This airplane launcher uses stored energy in a stretched rubber band to launch a paper airplane forward. When released, the stored energy turns into motion, sending the plane soaring through the air. Along the way, forces like gravity, air resistance, and lift affect how far and high it flies. Experiment with different plane designs and rubber band tensions to see how they change the flight!
Materials needed:
- 1 Craft Stick
- 2 Small Rubber Bands
- 1 Paper Clip
- 1 Piece of Paper
This airplane launcher uses several forces to make the airplane fly. Here are the key forces at work:
Stored Energy (Elastic Potential Energy)
- When you pull back the rubber band, you stretch it, storing energy inside it. This is called elastic potential energy because the rubber band wants to snap back to its original shape.
- The more you stretch it, the more energy is stored!
Force (Applied Force)
- When you let go of the rubber band, all the stored energy is quickly released.
- This creates a strong force that pushes the paper airplane forward.
Motion (Kinetic Energy)
- The force from the rubber band turns into kinetic energy, which is the energy of movement.
- The more force you use, the faster and farther the airplane will go!
Air Resistance (Drag)
- As the airplane moves forward, it pushes against the air.

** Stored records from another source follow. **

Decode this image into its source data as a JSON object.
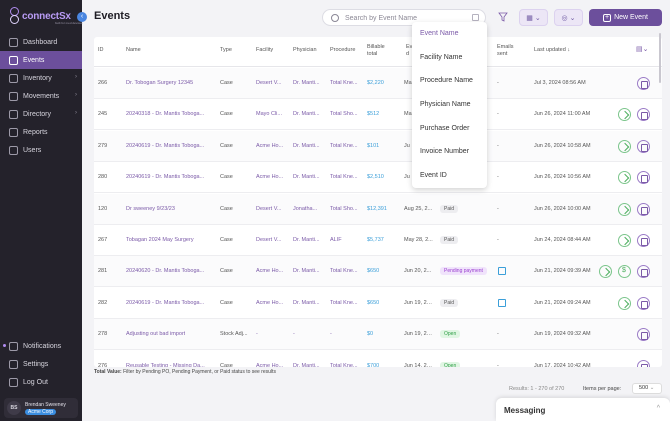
{
  "app": {
    "logo": "connectSx",
    "logo_sub": "built for med devices"
  },
  "sidebar": {
    "items": [
      {
        "label": "Dashboard"
      },
      {
        "label": "Events"
      },
      {
        "label": "Inventory"
      },
      {
        "label": "Movements"
      },
      {
        "label": "Directory"
      },
      {
        "label": "Reports"
      },
      {
        "label": "Users"
      }
    ],
    "bottom": [
      {
        "label": "Notifications"
      },
      {
        "label": "Settings"
      },
      {
        "label": "Log Out"
      }
    ],
    "user": {
      "initials": "BS",
      "name": "Brendan Sweeney",
      "org": "Acme Corp"
    }
  },
  "header": {
    "title": "Events",
    "search_placeholder": "Search by Event Name",
    "new_event": "New Event"
  },
  "table": {
    "headers": {
      "id": "ID",
      "name": "Name",
      "type": "Type",
      "facility": "Facility",
      "physician": "Physician",
      "procedure": "Procedure",
      "billable_total": "Billable total",
      "event_date": "Ev d",
      "emails_sent": "Emails sent",
      "last_updated": "Last updated"
    },
    "rows": [
      {
        "id": "266",
        "name": "Dr. Tobogan Surgery 12345",
        "type": "Case",
        "facility": "Desert V...",
        "physician": "Dr. Manti...",
        "procedure": "Total Kne...",
        "total": "$2,220",
        "date": "Ma",
        "status": "",
        "emails": "-",
        "updated": "Jul 3, 2024 08:56 AM"
      },
      {
        "id": "245",
        "name": "20240318 - Dr. Mantis Toboga...",
        "type": "Case",
        "facility": "Mayo Cli...",
        "physician": "Dr. Manti...",
        "procedure": "Total Sho...",
        "total": "$512",
        "date": "Ma",
        "status": "",
        "emails": "-",
        "updated": "Jun 26, 2024 11:00 AM"
      },
      {
        "id": "279",
        "name": "20240619 - Dr. Mantis Toboga...",
        "type": "Case",
        "facility": "Acme Ho...",
        "physician": "Dr. Manti...",
        "procedure": "Total Kne...",
        "total": "$101",
        "date": "Ju",
        "status": "",
        "emails": "-",
        "updated": "Jun 26, 2024 10:58 AM"
      },
      {
        "id": "280",
        "name": "20240619 - Dr. Mantis Toboga...",
        "type": "Case",
        "facility": "Acme Ho...",
        "physician": "Dr. Manti...",
        "procedure": "Total Kne...",
        "total": "$2,510",
        "date": "Ju",
        "status": "",
        "emails": "-",
        "updated": "Jun 26, 2024 10:56 AM"
      },
      {
        "id": "120",
        "name": "Dr sweeney 9/23/23",
        "type": "Case",
        "facility": "Desert V...",
        "physician": "Jonatha...",
        "procedure": "Total Sho...",
        "total": "$12,391",
        "date": "Aug 25, 2...",
        "status": "Paid",
        "emails": "-",
        "updated": "Jun 26, 2024 10:00 AM"
      },
      {
        "id": "267",
        "name": "Tobagan 2024 May Surgery",
        "type": "Case",
        "facility": "Desert V...",
        "physician": "Dr. Manti...",
        "procedure": "ALIF",
        "total": "$5,737",
        "date": "May 28, 2...",
        "status": "Paid",
        "emails": "-",
        "updated": "Jun 24, 2024 08:44 AM"
      },
      {
        "id": "281",
        "name": "20240620 - Dr. Mantis Toboga...",
        "type": "Case",
        "facility": "Acme Ho...",
        "physician": "Dr. Manti...",
        "procedure": "Total Kne...",
        "total": "$650",
        "date": "Jun 20, 2...",
        "status": "Pending payment",
        "emails": "",
        "updated": "Jun 21, 2024 09:39 AM"
      },
      {
        "id": "282",
        "name": "20240619 - Dr. Mantis Toboga...",
        "type": "Case",
        "facility": "Acme Ho...",
        "physician": "Dr. Manti...",
        "procedure": "Total Kne...",
        "total": "$650",
        "date": "Jun 19, 20...",
        "status": "Paid",
        "emails": "",
        "updated": "Jun 21, 2024 09:24 AM"
      },
      {
        "id": "278",
        "name": "Adjusting out bad import",
        "type": "Stock Adj...",
        "facility": "-",
        "physician": "-",
        "procedure": "-",
        "total": "$0",
        "date": "Jun 19, 20...",
        "status": "Open",
        "emails": "-",
        "updated": "Jun 19, 2024 09:32 AM"
      },
      {
        "id": "276",
        "name": "Reusable Testing - Missing Da...",
        "type": "Case",
        "facility": "Acme Ho...",
        "physician": "Dr. Manti...",
        "procedure": "Total Kne...",
        "total": "$700",
        "date": "Jun 14, 20...",
        "status": "Open",
        "emails": "-",
        "updated": "Jun 17, 2024 10:42 AM"
      }
    ]
  },
  "search_dropdown": {
    "options": [
      "Event Name",
      "Facility Name",
      "Procedure Name",
      "Physician Name",
      "Purchase Order",
      "Invoice Number",
      "Event ID"
    ],
    "selected": "Event Name"
  },
  "footer": {
    "total_label": "Total Value:",
    "total_hint": "Filter by Pending PO, Pending Payment, or Paid status to see results",
    "results": "Results: 1 - 270 of 270",
    "items_per_page_label": "Items per page:",
    "items_per_page": "500"
  },
  "messaging": {
    "label": "Messaging"
  },
  "colors": {
    "accent": "#6c4f9c",
    "link": "#7b5aa8",
    "money": "#3b9fd9",
    "sidebar_bg": "#24222b"
  }
}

This is called air resistance or drag, and it slows the airplane down over time.
- A smooth, well-folded airplane will have less drag and fly farther!
Gravity
- Gravity pulls the airplane down toward the ground.

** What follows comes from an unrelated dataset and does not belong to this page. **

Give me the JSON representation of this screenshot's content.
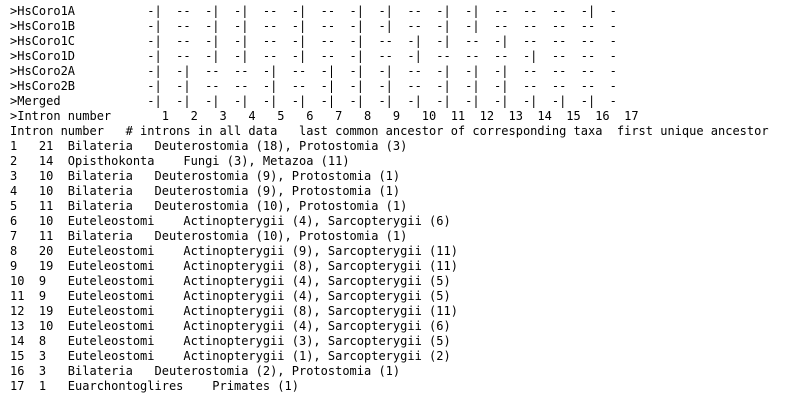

- A good design will help the airplane glide longer before gravity brings it down.
Lift
- If the wings are tilted slightly, the air flowing under them can create lift, which helps the airplane stay in the air longer.
- This is the same force that helps real airplanes fly!
By adjusting the rubber band stretch, airplane design, and wing angles, you can experiment with these forces to make your launcher work even better! ????✈️